Sunday, February 10, 2013
This Doesn't End Well
All the over-the-top attempts to make this 5’6” peach-fuzz child sexy, with the screaming girls, and kisses on the cheek, and the way he moves and sings oh-so sexy, it's getting a little too orchestrated. He’s not a man. He’s not a sex symbol. He’s a spikey-haired pre-pubescent. Very disturbing.
Justin Bieber. It's like five years ago someone walked into a middle school, found the most adorable kid in third period math, and poured millions into making him a heart throb. (I know Usher discovered him.) Is Bieber Fever a crazy bet by a couple billionaires or something? Bieber looks like a mouse in a snake tank on stage. He has no chops, no natural presence, no talent. I ripped Beyonce but the Beebs is non-human on camera. The whole gist of every public appearance is trying to make him so sexy, so grown up. Every SNL sketch was about how alluring he was, and so many girls just scream uncontrollably in his wake. All this screaming. It looked like my little brother trying to get through SNL. I will give him some credit here: He did let SNL rip him pretty good.

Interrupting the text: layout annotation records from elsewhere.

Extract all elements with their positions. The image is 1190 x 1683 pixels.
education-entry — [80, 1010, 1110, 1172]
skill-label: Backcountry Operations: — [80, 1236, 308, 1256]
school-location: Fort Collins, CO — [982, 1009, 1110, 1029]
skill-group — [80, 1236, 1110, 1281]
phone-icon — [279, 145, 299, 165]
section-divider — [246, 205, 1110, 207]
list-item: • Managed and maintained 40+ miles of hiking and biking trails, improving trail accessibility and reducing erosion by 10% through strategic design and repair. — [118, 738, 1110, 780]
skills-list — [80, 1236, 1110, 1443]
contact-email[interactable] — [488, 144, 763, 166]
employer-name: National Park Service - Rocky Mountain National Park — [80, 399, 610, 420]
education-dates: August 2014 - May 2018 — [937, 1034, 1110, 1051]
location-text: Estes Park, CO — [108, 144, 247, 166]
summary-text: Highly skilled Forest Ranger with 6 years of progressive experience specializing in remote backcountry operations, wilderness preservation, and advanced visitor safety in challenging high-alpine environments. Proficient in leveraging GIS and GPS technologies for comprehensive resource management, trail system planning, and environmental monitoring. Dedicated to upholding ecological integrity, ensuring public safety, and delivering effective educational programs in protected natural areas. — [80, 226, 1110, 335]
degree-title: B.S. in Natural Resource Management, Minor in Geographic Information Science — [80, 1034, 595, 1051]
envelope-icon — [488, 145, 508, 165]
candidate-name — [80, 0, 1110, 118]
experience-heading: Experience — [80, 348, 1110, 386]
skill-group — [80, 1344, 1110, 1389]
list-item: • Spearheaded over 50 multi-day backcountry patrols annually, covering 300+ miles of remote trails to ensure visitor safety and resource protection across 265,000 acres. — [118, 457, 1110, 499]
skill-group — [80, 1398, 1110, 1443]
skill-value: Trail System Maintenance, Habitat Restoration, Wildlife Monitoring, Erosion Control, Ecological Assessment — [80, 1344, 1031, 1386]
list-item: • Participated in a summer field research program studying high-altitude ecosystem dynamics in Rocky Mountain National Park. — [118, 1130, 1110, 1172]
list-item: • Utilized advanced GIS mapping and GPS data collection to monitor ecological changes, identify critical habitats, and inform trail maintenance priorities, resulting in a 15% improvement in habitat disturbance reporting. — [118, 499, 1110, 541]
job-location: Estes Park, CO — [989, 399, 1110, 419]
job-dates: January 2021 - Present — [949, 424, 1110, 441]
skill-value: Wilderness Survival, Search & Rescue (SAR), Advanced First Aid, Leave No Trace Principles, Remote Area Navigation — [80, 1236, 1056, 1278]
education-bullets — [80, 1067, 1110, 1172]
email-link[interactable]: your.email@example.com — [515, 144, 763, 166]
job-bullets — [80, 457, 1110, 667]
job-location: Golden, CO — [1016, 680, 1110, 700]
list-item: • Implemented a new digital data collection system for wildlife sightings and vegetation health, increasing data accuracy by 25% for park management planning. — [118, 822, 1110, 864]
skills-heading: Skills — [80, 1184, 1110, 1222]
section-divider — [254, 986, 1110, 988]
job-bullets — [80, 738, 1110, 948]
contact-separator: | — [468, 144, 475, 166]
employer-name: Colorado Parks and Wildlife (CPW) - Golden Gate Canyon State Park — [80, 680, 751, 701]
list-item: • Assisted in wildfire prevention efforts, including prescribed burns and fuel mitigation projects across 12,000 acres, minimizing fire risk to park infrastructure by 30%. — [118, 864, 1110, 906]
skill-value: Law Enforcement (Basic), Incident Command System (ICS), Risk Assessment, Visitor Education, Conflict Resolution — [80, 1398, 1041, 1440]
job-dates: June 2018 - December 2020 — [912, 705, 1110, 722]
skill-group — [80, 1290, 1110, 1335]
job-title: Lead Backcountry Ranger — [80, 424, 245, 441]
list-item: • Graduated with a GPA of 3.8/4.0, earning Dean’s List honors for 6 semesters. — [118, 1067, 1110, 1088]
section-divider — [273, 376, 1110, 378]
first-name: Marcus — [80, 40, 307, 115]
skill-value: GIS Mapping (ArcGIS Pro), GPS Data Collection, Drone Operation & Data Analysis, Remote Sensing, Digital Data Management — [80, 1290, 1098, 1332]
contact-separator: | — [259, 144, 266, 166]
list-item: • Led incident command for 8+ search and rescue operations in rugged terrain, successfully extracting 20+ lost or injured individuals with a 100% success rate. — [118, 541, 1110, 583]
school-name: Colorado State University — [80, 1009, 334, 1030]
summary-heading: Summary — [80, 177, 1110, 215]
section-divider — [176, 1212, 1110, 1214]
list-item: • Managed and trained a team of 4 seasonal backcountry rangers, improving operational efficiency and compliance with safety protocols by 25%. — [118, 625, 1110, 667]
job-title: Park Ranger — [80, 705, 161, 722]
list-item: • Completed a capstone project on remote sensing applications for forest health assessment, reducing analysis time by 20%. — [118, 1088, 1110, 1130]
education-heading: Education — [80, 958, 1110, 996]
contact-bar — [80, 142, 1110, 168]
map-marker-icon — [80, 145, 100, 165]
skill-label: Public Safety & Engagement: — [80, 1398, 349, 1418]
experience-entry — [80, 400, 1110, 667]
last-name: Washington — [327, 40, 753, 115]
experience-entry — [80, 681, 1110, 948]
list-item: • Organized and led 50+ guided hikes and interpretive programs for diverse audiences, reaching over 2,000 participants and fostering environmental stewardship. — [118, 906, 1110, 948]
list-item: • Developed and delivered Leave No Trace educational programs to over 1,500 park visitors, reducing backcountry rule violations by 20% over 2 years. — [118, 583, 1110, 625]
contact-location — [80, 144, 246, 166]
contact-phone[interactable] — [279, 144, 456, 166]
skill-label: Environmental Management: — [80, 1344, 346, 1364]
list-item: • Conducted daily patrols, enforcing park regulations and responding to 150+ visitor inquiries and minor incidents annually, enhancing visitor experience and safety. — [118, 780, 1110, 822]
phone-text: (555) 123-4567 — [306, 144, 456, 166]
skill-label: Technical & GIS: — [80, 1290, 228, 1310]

Then came his “serious” musical performance, a slow song performed on a stool. He was dressed in a sleeveless a-shirt, and the camera got nice and tight on his "bulging" biceps that are thinner than a fourteen-year-old girl’s arms. The song was gibberish. But he sang it oh-so-sexy. He winked at the camera, showed off his "manly tats," got all pouty-mouthed in the emotional parts. It's a joke.
The SNL show mercifully ended after another “sexy” performance by JB then a few more sketches about his oh-so toned abs. Do you mean his ribs? The Beebs. We’re all getting Punk’d here, right? This child hasn’t actually made 70 million dollars, has he? The New Kids on the Block were better than Justin Bieber. And the saddest part of all this is the certain train wreck that begins when everyone realizes Justin Bieber has no reason to be anywhere near show business. Yeah, this doesn’t end well.